Real weakness of music today: a lack of trends

I think you’re being too hard on the world and yourself.

“Less work to do”? Don’t know what that means. But songs are going to be written.

Movie reviews on the net and ebooks; I don’t see your point. Some links are broken. Meanwhile no matter what you give as a musical example, chances are I will be able to DL it or look at it on youtube, right now. And as time goes on there is more and more. What is not there today may be next week. That’s my experience. There must be a lot of passionate curators out there for that to be the case.

Lost and Found has been going for over 25 years. I don’t see your point there either. A station keeps a show for 2 weeks so you don’t have to listen in real time. You want it up there forever? Or else it’s the end of art as we know it? It’s just a radio show.

For me in the internet era I have collected immense amounts of music and interviews, live shows that I was at, tv themes, song poems, 365 days, comedy, the howard Stern show from 9/11/01, and loads of other items.

I do have my doubts too about what happens when there is a generation that doesn’t have any scarcity or romance to their musical impulse. No decision about which record to buy that week, no waiting for hours to hear your favorite song on the AM.

But you haven’t addressed the validity of my “death spiral” statement. You have defined musical passion and serendipity out of the equation.

Many many musical acts over the last 100 years are being looked at much more favorably than in their release year.

Gram Parsons, Syd Barrett, Black Sabbath, Nick Drake, Tom Waits, Big Star, Velvets, ad infinitum. Pop music from their eras has come and gone. Those have returned.

“The Blues” as a genre is something that would be unrecognizable to citizens of the 20s or 30s, black or white. Robert Johnson is a modern conception. He barely existed when he was alive. No influence at all on music, until Eric Clapton and Mick Jaggers era. Those black performers were encouraged to 'sing those blues" in the studio by white label owners. They probably played just as much pop, hokum, folk and old time material in their shows. (I’m cribbing from “Escaping the Delta” by Elijah Wald here).

Anyway I didn’t mean look up as look back necessarily.

I think with this conversation I’m defending a different thesis than my original, with which people do not seem to have radically disagreed. But since it’s interesting, I’m happy to discuss it with an intelligent poster such as yourself.

The point is actually that those reviews mostly don’t exist any more, at least not in a form that is easily accessible. A ton of old web content disappears every year.

I agree that an amazing amount of stuff is up on YouTube right now, and stuff I looked for a couple years ago and couldn’t find I can now. Keep in mind, however, that this stuff tends to be the music that was actually released by record companies and achieved some level of recognition in its time. Tends. As we progress further into the hobbyist era of music, I should think more and more stuff will be simply be lost.

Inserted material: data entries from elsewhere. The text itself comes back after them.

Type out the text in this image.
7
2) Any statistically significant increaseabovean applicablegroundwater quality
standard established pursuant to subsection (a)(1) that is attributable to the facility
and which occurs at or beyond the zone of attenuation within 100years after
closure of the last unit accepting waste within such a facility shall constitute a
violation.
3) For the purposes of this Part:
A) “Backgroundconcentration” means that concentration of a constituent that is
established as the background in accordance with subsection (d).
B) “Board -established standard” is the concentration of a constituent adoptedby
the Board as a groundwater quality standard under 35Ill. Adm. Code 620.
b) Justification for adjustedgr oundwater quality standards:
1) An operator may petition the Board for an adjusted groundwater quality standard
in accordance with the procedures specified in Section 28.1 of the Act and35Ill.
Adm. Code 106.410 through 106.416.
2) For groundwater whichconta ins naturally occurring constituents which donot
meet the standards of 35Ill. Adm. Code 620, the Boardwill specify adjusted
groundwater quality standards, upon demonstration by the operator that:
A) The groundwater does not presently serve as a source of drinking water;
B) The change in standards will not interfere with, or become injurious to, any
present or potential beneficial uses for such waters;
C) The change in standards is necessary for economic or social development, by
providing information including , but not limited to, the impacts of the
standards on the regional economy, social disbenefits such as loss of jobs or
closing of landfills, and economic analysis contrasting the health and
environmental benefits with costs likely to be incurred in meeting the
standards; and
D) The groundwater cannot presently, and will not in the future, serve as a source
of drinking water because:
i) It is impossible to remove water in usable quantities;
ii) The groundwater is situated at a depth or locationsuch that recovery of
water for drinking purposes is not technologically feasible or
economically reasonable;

Analogously, is anyone curating all the small print runs of poetry, the chapbooks, hell even some of the would-be-major collections of new poetry from the 1950s onward? Hell no, no one cares. (I have [had?] this collection of new poetry from the early 70s called “New Voices” (IIRC) that is pumping up these new, mostly young poets. I have googled some names and (again, IIRC, this was years ago), there was no sign of them any more. A couple of the poems are actually quite good IMO. It’s the kind of nicely produced book that probably had some meaning back in 1972 but none now. No one is curating this stuff. Another example would be James Carroll, who became a famous writer but was once a priest writing poetry. Books produced in beautiful full color. I have “Elements of Hope”–really good stuff. My friend even met him at a signing, and the guy himself basically doesn’t care about his own poetry. My friend complimented him, and he said, “Thank you, you honor me.” It’s a subtle thing, but it as if he appreciated the compliment on the poetry but didn’t consider it in the realm of his current life…)

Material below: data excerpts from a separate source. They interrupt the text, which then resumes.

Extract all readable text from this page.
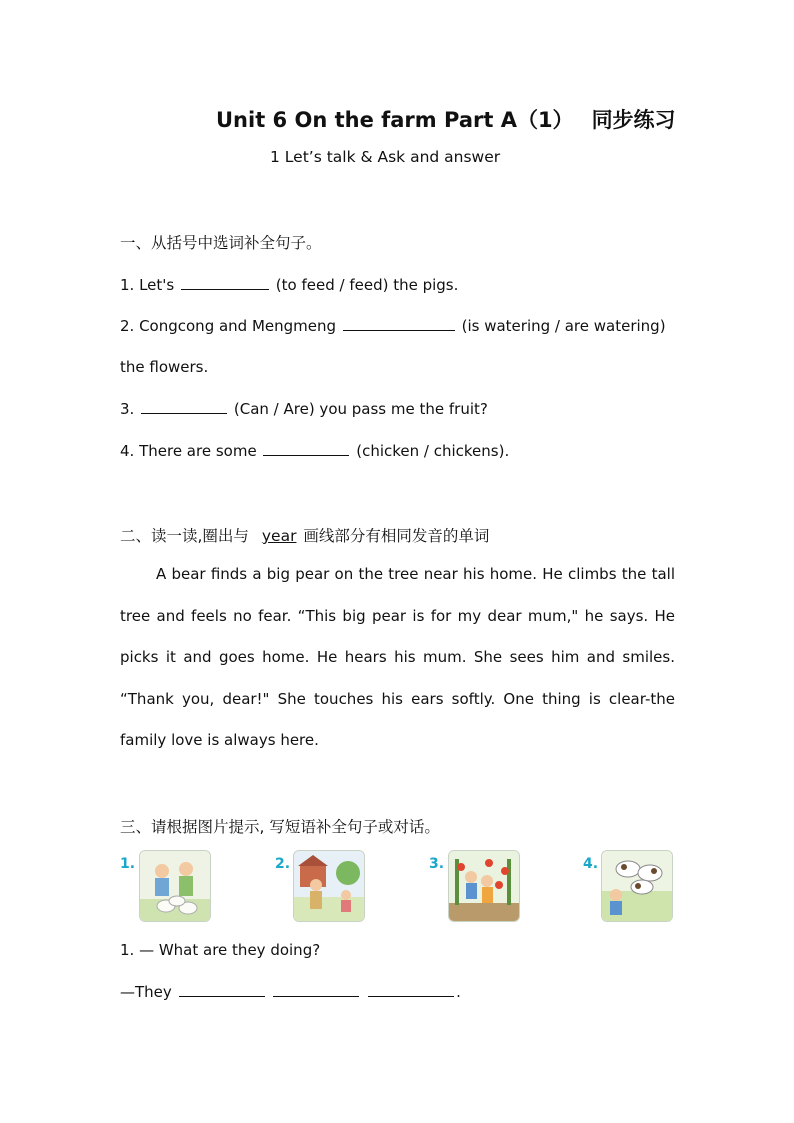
Unit 6 On the farm Part A（1） 同步练习
1 Let’s talk & Ask and answer
一、从括号中选词补全句子。
1. Let's	(to feed / feed) the pigs.
2. Congcong and Mengmeng	(is watering / are watering)
the flowers.
3.	(Can / Are) you pass me the fruit?
4. There are some	(chicken / chickens).
二、读一读,圈出与 year 画线部分有相同发音的单词
A bear finds a big pear on the tree near his home. He climbs the tall tree and feels no fear. “This big pear is for my dear mum," he says. He picks it and goes home. He hears his mum. She sees him and smiles. “Thank you, dear!" She touches his ears softly. One thing is clear-the family love is always here.
三、请根据图片提示, 写短语补全句子或对话。
1.	2.	3.	4.
1. — What are they doing?
—They	.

BTW, we should not assume that every culture is as good as curating its music as the US. The vast, vast majority of Japanese records were never re-released on CD, and it is much harder to find stuff up on YouTube that is obscure.

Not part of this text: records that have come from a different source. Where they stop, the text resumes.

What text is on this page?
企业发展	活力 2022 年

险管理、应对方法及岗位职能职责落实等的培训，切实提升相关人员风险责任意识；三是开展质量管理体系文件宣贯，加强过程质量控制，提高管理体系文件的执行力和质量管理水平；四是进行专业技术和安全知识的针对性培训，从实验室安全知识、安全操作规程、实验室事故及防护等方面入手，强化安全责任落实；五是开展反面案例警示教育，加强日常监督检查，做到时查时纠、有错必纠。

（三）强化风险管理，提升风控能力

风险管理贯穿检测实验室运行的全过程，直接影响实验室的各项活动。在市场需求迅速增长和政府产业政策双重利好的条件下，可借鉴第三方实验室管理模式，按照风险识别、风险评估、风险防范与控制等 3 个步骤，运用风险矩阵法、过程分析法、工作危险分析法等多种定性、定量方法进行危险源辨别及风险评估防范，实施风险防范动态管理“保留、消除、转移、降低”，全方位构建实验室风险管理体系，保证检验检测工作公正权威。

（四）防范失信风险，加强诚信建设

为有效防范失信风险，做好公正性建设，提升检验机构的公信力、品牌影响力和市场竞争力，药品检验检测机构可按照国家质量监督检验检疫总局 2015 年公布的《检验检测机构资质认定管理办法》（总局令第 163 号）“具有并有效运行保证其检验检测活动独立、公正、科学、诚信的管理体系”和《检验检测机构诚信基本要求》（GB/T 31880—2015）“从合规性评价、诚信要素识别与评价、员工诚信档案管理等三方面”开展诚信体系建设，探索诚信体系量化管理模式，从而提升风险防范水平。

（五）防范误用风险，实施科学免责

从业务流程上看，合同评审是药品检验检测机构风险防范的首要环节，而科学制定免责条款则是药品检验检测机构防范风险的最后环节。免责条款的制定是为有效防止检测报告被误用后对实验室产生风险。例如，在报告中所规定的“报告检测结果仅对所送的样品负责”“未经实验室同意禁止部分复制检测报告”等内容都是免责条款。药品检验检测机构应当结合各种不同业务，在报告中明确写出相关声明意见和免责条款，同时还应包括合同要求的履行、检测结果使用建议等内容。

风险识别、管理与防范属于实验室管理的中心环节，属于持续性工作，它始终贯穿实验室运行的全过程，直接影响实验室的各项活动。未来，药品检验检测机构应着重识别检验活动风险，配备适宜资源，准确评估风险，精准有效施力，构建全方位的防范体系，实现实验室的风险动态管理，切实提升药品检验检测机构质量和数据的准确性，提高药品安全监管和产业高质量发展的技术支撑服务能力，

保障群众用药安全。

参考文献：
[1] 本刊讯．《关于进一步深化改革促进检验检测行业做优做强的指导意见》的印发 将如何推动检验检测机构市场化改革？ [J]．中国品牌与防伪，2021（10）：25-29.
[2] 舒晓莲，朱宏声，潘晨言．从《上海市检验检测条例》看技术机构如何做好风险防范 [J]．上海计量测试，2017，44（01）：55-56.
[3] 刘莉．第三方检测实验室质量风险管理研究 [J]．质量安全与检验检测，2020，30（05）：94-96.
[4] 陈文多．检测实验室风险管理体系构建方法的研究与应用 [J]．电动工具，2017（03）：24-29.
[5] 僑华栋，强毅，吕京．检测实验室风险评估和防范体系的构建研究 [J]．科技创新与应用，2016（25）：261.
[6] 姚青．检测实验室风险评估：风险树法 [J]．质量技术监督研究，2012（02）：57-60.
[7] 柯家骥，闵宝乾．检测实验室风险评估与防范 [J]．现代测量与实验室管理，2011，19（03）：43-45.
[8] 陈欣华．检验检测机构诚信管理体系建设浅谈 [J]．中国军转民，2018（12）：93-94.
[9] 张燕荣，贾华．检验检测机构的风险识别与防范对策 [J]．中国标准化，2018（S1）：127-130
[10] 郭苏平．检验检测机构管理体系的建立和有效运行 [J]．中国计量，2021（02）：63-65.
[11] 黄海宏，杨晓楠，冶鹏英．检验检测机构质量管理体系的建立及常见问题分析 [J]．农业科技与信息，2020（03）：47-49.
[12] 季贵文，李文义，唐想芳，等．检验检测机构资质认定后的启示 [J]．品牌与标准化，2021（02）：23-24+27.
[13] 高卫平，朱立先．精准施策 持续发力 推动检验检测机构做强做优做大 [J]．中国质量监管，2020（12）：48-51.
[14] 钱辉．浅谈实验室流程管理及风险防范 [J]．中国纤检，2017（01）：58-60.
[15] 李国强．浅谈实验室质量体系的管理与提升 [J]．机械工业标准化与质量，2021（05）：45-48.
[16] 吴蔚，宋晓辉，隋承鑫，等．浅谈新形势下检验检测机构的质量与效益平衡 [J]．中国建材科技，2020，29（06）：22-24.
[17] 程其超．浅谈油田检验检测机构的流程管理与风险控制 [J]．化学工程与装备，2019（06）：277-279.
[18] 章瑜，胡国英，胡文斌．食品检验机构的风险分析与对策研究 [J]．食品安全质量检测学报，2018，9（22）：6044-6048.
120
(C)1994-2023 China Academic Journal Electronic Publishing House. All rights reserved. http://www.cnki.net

I am merely pointing out that I don’t share your confidence that everything of value will be preserved. It sounds like a good radio show, but it doesn’t keep the files up for more than 2 weeks. I regularly see songs I put in my YouTube “Favorites” disappearing as well.

Yeah, there is the whole “skin in the game factor”: people not valuing what they don’t have to pay for, either in money or effort.

Perhaps you could restate it. I thought you were extrapolating from my own position to show its weaknesses instead of making an original thesis.

Fair point. And people will love music 200 years from now. If new music were never created, I think the mining of the past would continue and deepen until every damn track was known, cataloged, and rated for the convenience of future generations. But I don’t think this will happen in a future of nigh-infinite music production (i.e., the present but more distant from the era of prestige and limitations in music).

I don’t think this is true of the 20s and 30s. “Race records” clearly sold well.

This seems to be true of Blind Willie McTell, one of my favorites, based on his recordings. Not sure about Robert Johnson. His complete works, two CDs worth, is all blues.

Anyhow, I don’t know what’s going to happen in the future. I am merely emphasizing that it will probably not be like the past. I think people in the 19th century would be very surprised that 100% of the stage plays from their era would be (justifiably) considered worthless not long after the close of the century; that the best-selling poet of the century, Longfellow, would be considered a joke (with Evangeline not considered a timeless classic); that the big men of letters like James Russell Lowell and John Greenleaf Whittier would fade into obscurity; that only two American poets from the century would be considered any good (Whitman and Dickinson, with only a handful of other poems by others thought of as worthwhile); and so on. But their likely hunches on other things, such as the enduring popularity of Dickens, would be right.